Pink shoelaces, silver sneakers, peacocks
embroidered up the legs of her jeans,
a tank-top printed with raised fists
and an oriental emptiness in her eyes.

He tells her she ought to have a T-shirt
to cover her tank-top. It gets cold
on the train. Just ordinary people here
caring for one another in ordinary ways.

Now, antennas take the place of smoke
stacks, but a child still runs without looking
and his mother cautions him back.
Luggage on the floor is the only obstacle.

These concrete slabs are for future homes
with bedrooms that skirt the railroad.
Something new comes, but the empty lots
are smiles with a front tooth missing.

The windows are broken out from the
Dever Heating Company building. Who
still looks up at the gray clouds and flocks
that gather one by one on the high wires?

Men are on the move, even if the grace
of money avoids some. They may go mad,
push a buggy by the junction, collect
dented soda cans, and never know why.

Shadows behind the hedge grow longer.
Soon, they match the night.
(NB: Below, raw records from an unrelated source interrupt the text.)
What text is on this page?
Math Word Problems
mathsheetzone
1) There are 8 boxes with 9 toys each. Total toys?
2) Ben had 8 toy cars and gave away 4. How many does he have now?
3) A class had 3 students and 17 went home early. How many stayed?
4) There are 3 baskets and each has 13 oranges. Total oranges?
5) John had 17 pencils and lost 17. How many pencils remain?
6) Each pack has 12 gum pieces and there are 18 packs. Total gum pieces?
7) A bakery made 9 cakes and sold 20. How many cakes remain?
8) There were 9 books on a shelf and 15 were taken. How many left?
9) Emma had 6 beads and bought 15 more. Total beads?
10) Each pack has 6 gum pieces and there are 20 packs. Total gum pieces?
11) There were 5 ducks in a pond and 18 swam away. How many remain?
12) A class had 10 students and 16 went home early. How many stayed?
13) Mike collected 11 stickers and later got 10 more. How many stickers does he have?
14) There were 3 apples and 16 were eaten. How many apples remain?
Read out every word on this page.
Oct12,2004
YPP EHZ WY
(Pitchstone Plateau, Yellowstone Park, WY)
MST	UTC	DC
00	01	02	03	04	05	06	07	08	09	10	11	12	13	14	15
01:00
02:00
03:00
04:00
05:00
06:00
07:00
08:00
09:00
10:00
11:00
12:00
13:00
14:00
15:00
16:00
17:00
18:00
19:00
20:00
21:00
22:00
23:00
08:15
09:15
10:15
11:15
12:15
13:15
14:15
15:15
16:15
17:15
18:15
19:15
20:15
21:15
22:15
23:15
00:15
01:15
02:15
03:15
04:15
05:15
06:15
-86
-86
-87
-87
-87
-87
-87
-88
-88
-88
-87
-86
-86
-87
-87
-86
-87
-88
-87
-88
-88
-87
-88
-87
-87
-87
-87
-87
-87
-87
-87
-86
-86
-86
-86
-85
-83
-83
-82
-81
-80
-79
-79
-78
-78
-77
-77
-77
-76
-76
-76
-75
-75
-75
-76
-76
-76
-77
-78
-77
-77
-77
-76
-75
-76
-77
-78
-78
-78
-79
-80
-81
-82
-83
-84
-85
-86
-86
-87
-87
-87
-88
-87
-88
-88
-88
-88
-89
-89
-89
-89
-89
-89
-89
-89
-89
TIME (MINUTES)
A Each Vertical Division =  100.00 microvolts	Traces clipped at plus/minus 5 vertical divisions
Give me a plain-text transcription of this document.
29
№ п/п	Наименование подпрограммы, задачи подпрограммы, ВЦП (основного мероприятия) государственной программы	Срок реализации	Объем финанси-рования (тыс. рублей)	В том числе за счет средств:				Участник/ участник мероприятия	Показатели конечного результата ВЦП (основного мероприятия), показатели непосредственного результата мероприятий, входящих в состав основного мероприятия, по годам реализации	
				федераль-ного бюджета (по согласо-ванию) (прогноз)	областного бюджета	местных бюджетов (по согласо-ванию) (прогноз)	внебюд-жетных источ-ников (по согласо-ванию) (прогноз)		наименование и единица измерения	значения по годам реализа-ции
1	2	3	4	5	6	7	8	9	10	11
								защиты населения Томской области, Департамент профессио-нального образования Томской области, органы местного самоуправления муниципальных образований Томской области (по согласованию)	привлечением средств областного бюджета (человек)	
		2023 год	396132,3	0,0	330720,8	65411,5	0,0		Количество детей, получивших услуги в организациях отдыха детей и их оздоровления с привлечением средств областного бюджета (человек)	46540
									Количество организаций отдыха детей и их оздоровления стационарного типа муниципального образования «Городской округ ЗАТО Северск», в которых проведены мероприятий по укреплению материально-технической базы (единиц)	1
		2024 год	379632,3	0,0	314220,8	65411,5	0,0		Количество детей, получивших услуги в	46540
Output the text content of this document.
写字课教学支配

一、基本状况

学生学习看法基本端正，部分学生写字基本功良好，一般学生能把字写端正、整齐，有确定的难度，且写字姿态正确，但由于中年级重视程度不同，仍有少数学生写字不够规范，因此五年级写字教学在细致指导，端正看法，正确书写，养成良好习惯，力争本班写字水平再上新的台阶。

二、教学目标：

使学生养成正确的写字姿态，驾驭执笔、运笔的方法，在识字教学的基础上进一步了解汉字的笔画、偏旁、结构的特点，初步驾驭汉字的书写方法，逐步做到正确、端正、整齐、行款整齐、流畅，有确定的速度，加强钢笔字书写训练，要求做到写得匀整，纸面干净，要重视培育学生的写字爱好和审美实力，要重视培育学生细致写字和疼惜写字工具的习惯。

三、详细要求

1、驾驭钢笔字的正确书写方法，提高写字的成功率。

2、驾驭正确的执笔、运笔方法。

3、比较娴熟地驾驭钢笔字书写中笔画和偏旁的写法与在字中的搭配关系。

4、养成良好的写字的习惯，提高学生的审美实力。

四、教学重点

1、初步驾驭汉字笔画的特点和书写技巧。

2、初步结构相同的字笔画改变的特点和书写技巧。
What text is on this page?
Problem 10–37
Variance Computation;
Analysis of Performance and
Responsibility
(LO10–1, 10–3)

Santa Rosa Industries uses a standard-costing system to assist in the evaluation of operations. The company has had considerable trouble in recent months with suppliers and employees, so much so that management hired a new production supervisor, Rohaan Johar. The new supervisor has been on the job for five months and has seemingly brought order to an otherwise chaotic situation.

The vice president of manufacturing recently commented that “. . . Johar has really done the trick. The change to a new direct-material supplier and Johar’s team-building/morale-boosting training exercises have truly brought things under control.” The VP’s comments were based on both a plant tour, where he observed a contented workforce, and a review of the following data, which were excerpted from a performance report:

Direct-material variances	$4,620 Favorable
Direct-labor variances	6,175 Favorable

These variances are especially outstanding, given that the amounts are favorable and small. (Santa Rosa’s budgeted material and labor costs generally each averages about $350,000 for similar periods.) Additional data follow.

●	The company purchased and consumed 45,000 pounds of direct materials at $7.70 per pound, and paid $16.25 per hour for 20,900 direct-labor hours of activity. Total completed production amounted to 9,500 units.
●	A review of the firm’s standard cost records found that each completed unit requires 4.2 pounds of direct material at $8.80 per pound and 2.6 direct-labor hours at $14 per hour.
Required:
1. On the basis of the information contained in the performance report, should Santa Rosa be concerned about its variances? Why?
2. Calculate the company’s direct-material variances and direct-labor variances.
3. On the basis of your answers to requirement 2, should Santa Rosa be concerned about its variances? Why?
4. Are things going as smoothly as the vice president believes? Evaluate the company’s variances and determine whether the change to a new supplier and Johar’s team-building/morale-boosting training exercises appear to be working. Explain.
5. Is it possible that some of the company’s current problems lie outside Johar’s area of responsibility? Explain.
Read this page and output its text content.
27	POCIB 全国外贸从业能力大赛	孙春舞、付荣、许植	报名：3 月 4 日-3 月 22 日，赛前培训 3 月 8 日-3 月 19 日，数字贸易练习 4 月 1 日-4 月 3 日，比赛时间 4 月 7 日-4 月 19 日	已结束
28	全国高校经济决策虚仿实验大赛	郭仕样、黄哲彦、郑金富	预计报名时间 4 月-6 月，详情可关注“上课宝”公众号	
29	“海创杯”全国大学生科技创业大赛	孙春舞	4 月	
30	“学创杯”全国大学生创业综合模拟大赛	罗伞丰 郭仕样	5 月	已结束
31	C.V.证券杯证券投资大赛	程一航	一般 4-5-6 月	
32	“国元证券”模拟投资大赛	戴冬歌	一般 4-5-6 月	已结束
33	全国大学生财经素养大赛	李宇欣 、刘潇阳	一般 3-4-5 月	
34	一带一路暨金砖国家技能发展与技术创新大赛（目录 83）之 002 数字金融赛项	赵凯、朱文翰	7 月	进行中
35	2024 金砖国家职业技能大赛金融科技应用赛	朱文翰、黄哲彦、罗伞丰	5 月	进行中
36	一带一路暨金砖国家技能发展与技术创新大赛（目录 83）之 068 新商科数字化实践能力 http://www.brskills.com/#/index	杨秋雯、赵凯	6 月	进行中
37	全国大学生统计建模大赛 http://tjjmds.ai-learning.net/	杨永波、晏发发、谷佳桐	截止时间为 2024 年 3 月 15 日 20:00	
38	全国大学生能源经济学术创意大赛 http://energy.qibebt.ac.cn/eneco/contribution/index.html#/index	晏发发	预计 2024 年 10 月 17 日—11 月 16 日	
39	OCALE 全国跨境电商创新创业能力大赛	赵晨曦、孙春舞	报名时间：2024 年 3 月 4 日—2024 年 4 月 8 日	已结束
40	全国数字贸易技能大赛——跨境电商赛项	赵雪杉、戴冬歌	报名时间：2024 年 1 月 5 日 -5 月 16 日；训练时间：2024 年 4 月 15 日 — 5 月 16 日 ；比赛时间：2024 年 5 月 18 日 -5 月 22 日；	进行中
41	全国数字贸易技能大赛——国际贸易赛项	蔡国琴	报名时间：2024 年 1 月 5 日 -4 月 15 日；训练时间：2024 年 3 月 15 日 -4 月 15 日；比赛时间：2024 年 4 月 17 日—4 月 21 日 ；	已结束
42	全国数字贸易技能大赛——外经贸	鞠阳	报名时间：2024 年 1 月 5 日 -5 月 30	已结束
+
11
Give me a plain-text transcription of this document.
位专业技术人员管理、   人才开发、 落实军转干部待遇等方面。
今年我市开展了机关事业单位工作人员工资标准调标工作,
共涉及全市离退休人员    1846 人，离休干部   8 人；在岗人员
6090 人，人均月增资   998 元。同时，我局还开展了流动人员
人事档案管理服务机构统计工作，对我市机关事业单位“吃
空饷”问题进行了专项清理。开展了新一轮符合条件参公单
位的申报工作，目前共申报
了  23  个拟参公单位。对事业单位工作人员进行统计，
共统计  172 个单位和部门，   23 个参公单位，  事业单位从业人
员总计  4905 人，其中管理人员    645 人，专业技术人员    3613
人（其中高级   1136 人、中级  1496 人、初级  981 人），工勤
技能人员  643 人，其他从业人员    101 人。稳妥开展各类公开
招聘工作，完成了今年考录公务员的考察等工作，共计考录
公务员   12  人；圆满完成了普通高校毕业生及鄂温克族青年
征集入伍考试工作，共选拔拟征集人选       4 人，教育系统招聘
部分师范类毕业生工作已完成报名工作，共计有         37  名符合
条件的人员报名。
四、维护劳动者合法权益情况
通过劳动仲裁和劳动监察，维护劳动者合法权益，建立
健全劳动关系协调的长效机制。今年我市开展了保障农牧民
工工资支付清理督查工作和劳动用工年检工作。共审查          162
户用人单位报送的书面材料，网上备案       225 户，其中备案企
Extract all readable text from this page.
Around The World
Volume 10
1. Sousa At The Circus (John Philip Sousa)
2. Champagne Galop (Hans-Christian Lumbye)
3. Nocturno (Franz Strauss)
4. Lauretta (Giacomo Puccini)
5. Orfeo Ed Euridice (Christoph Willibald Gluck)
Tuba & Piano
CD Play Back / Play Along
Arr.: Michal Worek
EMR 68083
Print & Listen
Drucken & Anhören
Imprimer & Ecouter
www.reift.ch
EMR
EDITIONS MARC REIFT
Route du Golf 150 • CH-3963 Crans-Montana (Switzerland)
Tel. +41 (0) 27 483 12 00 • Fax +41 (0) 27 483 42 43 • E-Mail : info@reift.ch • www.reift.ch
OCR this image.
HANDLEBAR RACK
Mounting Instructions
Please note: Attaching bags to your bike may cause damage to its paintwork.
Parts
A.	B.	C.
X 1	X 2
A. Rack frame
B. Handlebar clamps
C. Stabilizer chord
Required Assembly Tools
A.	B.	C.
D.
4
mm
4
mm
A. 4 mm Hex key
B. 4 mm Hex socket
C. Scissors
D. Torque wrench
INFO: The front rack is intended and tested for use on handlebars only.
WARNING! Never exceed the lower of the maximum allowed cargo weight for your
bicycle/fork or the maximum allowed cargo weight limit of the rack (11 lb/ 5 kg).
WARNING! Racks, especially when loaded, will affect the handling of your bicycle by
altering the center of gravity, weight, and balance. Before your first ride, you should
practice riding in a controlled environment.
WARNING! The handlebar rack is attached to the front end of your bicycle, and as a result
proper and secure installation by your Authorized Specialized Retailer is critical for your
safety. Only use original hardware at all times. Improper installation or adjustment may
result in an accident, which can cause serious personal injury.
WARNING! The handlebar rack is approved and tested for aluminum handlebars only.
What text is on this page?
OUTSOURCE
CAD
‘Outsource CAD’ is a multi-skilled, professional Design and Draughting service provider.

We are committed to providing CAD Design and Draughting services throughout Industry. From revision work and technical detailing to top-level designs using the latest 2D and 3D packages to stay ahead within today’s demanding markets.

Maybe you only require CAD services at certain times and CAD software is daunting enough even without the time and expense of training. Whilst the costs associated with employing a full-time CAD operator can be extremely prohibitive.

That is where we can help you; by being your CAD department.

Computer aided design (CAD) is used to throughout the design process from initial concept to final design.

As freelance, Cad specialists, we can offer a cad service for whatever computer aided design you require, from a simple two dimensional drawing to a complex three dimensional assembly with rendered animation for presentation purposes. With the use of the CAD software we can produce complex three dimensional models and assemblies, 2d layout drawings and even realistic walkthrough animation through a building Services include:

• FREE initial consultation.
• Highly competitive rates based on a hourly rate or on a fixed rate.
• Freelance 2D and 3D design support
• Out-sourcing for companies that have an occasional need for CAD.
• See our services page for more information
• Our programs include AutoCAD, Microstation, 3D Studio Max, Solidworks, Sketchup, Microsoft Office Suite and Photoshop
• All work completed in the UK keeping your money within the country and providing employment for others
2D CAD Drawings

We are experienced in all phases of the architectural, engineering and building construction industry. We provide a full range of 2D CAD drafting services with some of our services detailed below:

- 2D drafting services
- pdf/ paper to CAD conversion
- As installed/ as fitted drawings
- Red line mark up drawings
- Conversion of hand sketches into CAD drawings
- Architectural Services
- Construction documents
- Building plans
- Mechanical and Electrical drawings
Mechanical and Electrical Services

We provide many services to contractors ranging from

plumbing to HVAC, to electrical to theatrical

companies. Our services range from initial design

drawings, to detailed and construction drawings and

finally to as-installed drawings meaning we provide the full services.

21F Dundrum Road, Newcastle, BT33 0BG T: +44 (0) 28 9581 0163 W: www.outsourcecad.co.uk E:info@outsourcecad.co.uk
Her lamp
with its beaded shade will be turned on.
All day they sort the ash, to sleep with ash.

A long train of rail cars runs parallel
to us for a while, weighted with grain
from the prairie and its wounds, past
the tankers polished in stations of light.

On a bench, a young man is overcome
with what is revealed. His stare ahead
means he reads what is on his soul, then,
he writes again so we may read along.

Something from the ancient Zohar sends
him out, pulls him in--the kingdom
of words and our need have the same root.
It is by telling that we gain release.